XGBoost, Transformers, and how to choose
XGBoost remains a default for tabular classification and regression: gradient boosting with strong baselines on structured features. It is not an LLM framework; put it beside your AI stack when the label is churn, fraud, or ranking on rows—not when the input is free text that needs retrieval. Hugging Face Transformers is the standard way to load and run pretrained models across NLP, vision, and audio, with a huge hub of weights and tokenizers.
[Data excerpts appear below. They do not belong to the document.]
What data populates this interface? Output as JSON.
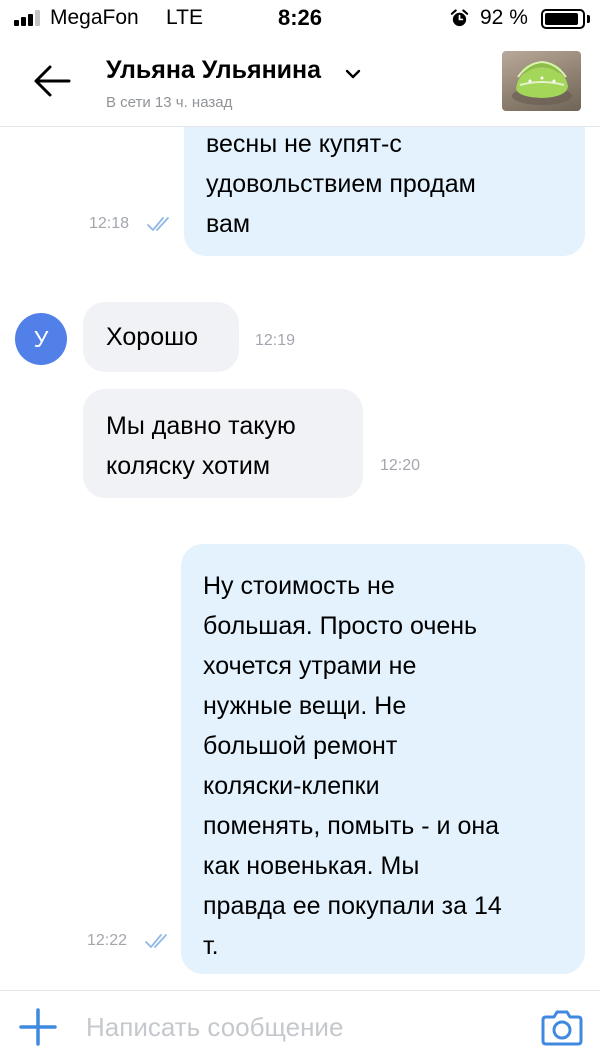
{
  "status_bar": {
    "carrier": "MegaFon",
    "network": "LTE",
    "time": "8:26",
    "battery_percent": "92 %",
    "battery_level": 0.92,
    "signal_bars": 3,
    "signal_bars_total": 4
  },
  "header": {
    "contact_name": "Ульяна Ульянина",
    "status": "В сети 13 ч. назад",
    "back_icon": "back-arrow-icon",
    "avatar": "product-photo-stroller"
  },
  "messages": [
    {
      "direction": "outgoing",
      "lines": [
        "весны не купят-с",
        "удовольствием продам",
        "вам"
      ],
      "time": "12:18",
      "read": true
    },
    {
      "direction": "incoming",
      "sender_initial": "У",
      "lines": [
        "Хорошо"
      ],
      "time": "12:19"
    },
    {
      "direction": "incoming",
      "lines": [
        "Мы давно такую",
        "коляску хотим"
      ],
      "time": "12:20"
    },
    {
      "direction": "outgoing",
      "lines": [
        "Ну стоимость не",
        "большая. Просто очень",
        "хочется утрами не",
        "нужные вещи. Не",
        "большой ремонт",
        "коляски-клепки",
        "поменять, помыть - и она",
        "как новенькая. Мы",
        "правда ее покупали за 14",
        "т."
      ],
      "time": "12:22",
      "read": true
    }
  ],
  "composer": {
    "placeholder": "Написать сообщение",
    "add_icon": "plus-icon",
    "camera_icon": "camera-icon"
  },
  "colors": {
    "accent": "#3f8ae0",
    "outgoing_bubble": "#e3f2fc",
    "incoming_bubble": "#f1f2f5",
    "avatar_bg": "#5181e8",
    "meta_text": "#a3a7ad"
  }
}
Use it when you fine-tune or host open weights; use a hosted API when you want someone else to run the GPUs.
Decision rule: start from the request. Need multi-step tools and approvals → orchestrator. Need private docs in the answer → RAG framework + vector store + embedding pin. Need tokens under load → serving engine. Need a local laptop loop → Ollama. Need row-level prediction → XGBoost (or similar). Need a base model file → Transformers/hub. Prefer the smallest lane set that passes a frozen eval. For platform tooling beyond these twelve names, see [LLMOps stack](/blog/llmops-stack) and [What is agentic AI](/blog/what-is-agentic-ai).
Quick reference
- XGBoost — structured/tabular ML; not a substitute for RAG or agents.
- Transformers — pretrained model access and fine-tune loops; hub + PyTorch/TF ecosystem.
- When not to add a framework: a single LLM API call + SQL already solves the ticket.
- Compare options under the same workload, embedding model, and eval set.
- Security: never expose local model ports; scope tool credentials per tenant.
Remember this
I choose by lane and workload—and I can name when XGBoost or Transformers is the wrong shelf.
Key takeaway
The useful skill is not memorizing twelve logos. It is routing a real request through orchestration, retrieval, serving, and storage without pretending those jobs are interchangeable. Practice (30 minutes): pick one internal FAQ. Pin an embedding model; index ten docs in Chroma or pgvector; serve answers through Ollama or a hosted LLM; wrap the flow in a tiny state machine that returns no_sources on empty retrieval. Record faithfulness on five questions and one failure (wrong embedding model or empty index). Ship the write-up of what you would add next—orchestrator, hybrid search, or GPU serving—only if the eval demands it.